Whether you look for the deeper resonances or not, it’s a tightly sprung and pleasurable production. Amato steals the day with her larger-than-life but highly expressive Amanda and Autumn Hurlbert is not far behind with a very funny and perfectly pitched Sibyl. The men hold their own, but with perhaps more bluster than flair. James Waterston is an attractive Elyot, but he is tad more adolescent than rakish and thus seems too somehow too crude an instrument for Amanda. He is also the least comfortable with the accent and it occasionally dampens the breezy delivery Coward requires. Also, without more chemistry, the swoons between Amanda and Elyot come over as a little too saccharine for a play of such gratifying cynicism.

Serving more as foil than anything else, Jeremy Webb as Victor keeps the momentum intact but feels a bit derivative of an old movie character. Nevertheless, none of the humor is lost, and, if the evening begins to dip in the second act, Aitken covers for Coward’s longer-winded scenes between the warring couple by delivering a charming and memorable vintage vision to the goings-on.

Flash-forward to the not too distant future and another husband and wife find themselves at war; although in The Totalitarians, it is of a more insidious variety. Coming at his material with the subversion angle of a graffiti artist/commentator, Nachtrieb moves between (at least) two levels. First is the marriage of Francine and Jeffrey, showing distinct signs of tension as they dance around Jeffrey’s gentle but insistent need for a baby and Francine’s not-so-gentle need for a career. Then there is the object of Francine’s drive; the ailing political campaign of Penny who is in need of a miracle-working speechwriter and manager. When a mysteriously unsettling saboteur begins his own campaign, everyone’s needs begin to surface with a relentlessness that brings disaster. If the aftermath has removed Francine from her trajectory, one has to ask for how long?

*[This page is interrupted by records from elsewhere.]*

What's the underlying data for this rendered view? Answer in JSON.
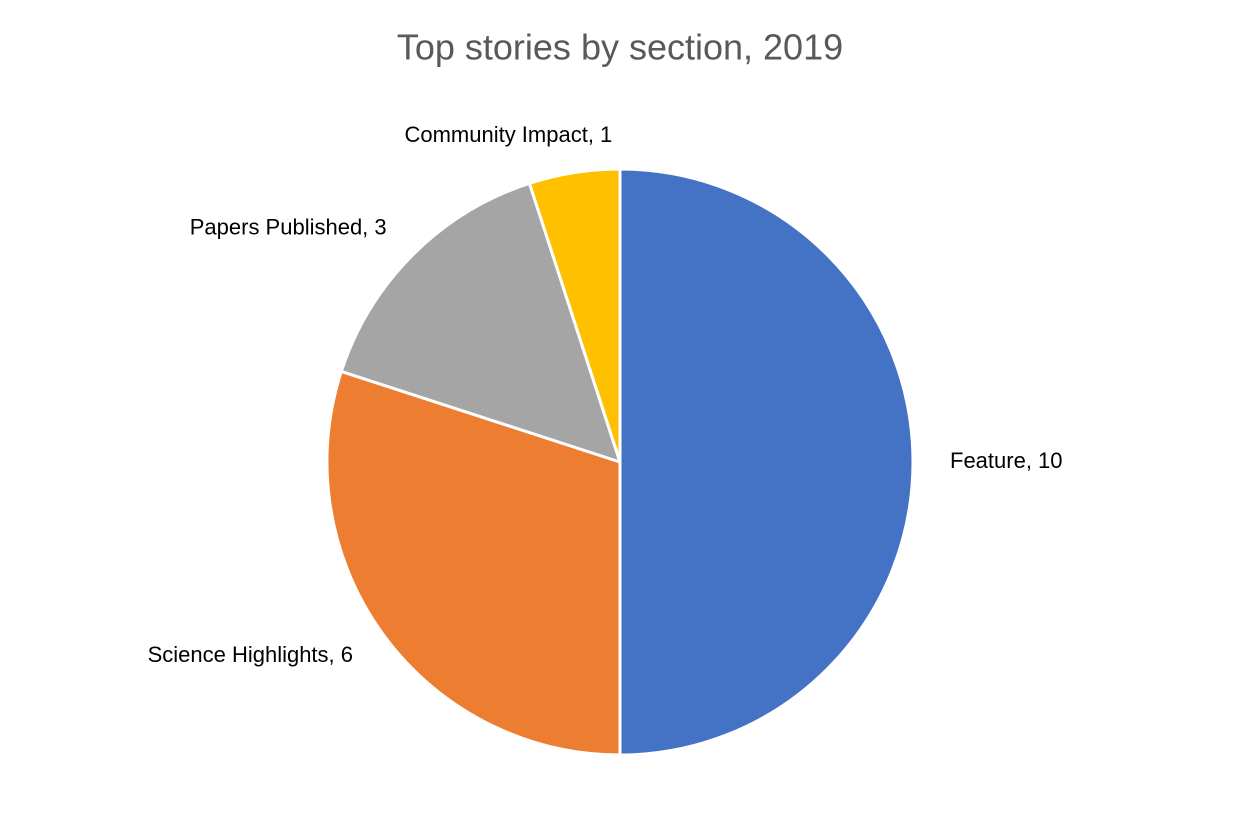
{
  "chart_data": {
    "type": "pie",
    "title": "Top stories by section, 2019",
    "labels": [
      "Feature, 10",
      "Science Highlights, 6",
      "Papers Published, 3",
      "Community Impact, 1"
    ],
    "values": [
      10,
      6,
      3,
      1
    ],
    "colors": [
      "#4472c4",
      "#ed7d31",
      "#a5a5a5",
      "#ffc000"
    ]
  }
}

And it seems no accident that Nachtrieb’s dark unravelings posit another explosive and almost allegorically-delivered suggestion — that driven women breed, figuratively and literally, political and social danger and that it is men that must rein them in by any means necessary.

Essential to this provocative territory is candidate Penny. In a phenomenal performance, Emily Townley delivers this Nebraskan housewife-turned-local-contender with stellar concept and execution. Most of us are familiar with a Penny: the kind of woman who presides with unassailable good cheer and an iron fist over the potato salad at school picnics. But Townley only begins with this spot-on portrait. As the play unfolds, she slowly but surely delivers another far more complex and subterranean woman. It is a brilliant and credible transformation and the consummate expression of Nachtrieb’s tremendous ear for language and all the damage it can do.

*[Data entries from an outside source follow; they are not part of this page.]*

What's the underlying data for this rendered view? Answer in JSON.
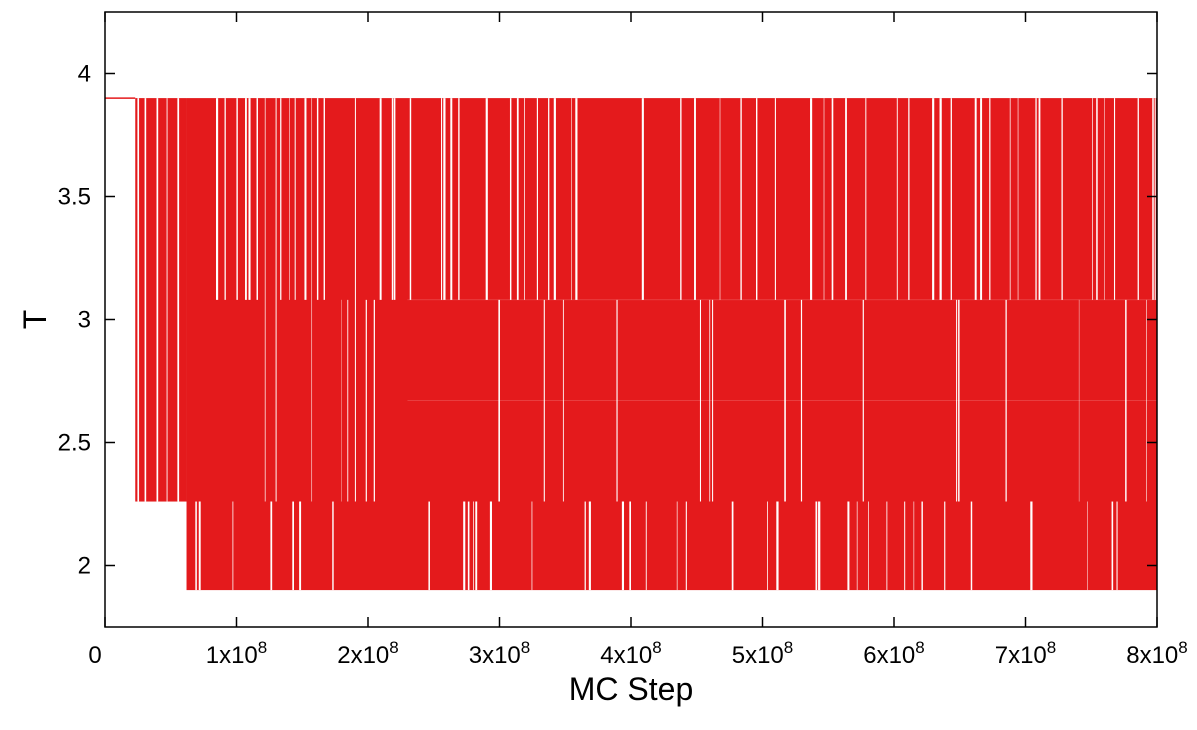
{
  "chart_data": {
    "type": "line",
    "title": "",
    "xlabel": "MC Step",
    "ylabel": "T",
    "xlim": [
      0,
      800000000
    ],
    "ylim": [
      1.75,
      4.25
    ],
    "grid": false,
    "legend": "none",
    "color": "#e41a1c",
    "x_ticks": [
      {
        "value": 0,
        "base": "0",
        "exp": ""
      },
      {
        "value": 100000000,
        "base": "1x10",
        "exp": "8"
      },
      {
        "value": 200000000,
        "base": "2x10",
        "exp": "8"
      },
      {
        "value": 300000000,
        "base": "3x10",
        "exp": "8"
      },
      {
        "value": 400000000,
        "base": "4x10",
        "exp": "8"
      },
      {
        "value": 500000000,
        "base": "5x10",
        "exp": "8"
      },
      {
        "value": 600000000,
        "base": "6x10",
        "exp": "8"
      },
      {
        "value": 700000000,
        "base": "7x10",
        "exp": "8"
      },
      {
        "value": 800000000,
        "base": "8x10",
        "exp": "8"
      }
    ],
    "y_ticks": [
      {
        "value": 2,
        "label": "2"
      },
      {
        "value": 2.5,
        "label": "2.5"
      },
      {
        "value": 3,
        "label": "3"
      },
      {
        "value": 3.5,
        "label": "3.5"
      },
      {
        "value": 4,
        "label": "4"
      }
    ],
    "temperature_levels": [
      1.9,
      2.26,
      2.67,
      3.08,
      3.9
    ],
    "series": [
      {
        "segments": [
          {
            "x": [
              0,
              23000000
            ],
            "band": [
              3.9,
              3.9
            ]
          },
          {
            "x": [
              23000000,
              62000000
            ],
            "band": [
              2.26,
              3.9
            ]
          },
          {
            "x": [
              62000000,
              800000000
            ],
            "band": [
              1.9,
              3.9
            ]
          }
        ]
      }
    ]
  }
}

Perhaps less easy to swallow is the ease with which Francine subsumes herself to Penny’s influence. Played and written as a powerfully independent woman, it’s easy to see how she would take the job; less easy to see why she would start drinking the Kool-Aid. Nevertheless, taken as a whole, Dawn Ursula gives her Francine a seriously compelling urgency and credibility and delivers Nachtrieb’s ruthless wit with perfection. As her comically polar opposite of a husband Jeffrey, Sean Meehan has much presence and forges a credible chemistry with his extrovert wife. The success of this, however, exposes a problem Nachtrieb doesn’t quite overcome — everything about Jeffrey suggests that he would wait for his wife. Like Francine’s co-opting by Penny, it doesn’t quite add up.

As the saboteur Ben, Nicholas Loumos offers the touching vulnerability of a young man who has had too little love in his life and his final scenes with Jeffrey are poignant. It’s a tricky role though, at times almost cartoonish, at others, subtler and funnier (and the accent is never quite explained). Loumos throws himself in and gets a lot of it right and is clearly an actor to watch.

And so two strong heroines, each thinking they deserve a gratifying life. The question the (male) playwrights seem to ask is — do they and did they?

Private Lives is at Shakespeare Theatre Company through July 31. The Totalitarians is at Woolly Mammoth Theatre Company through June 29.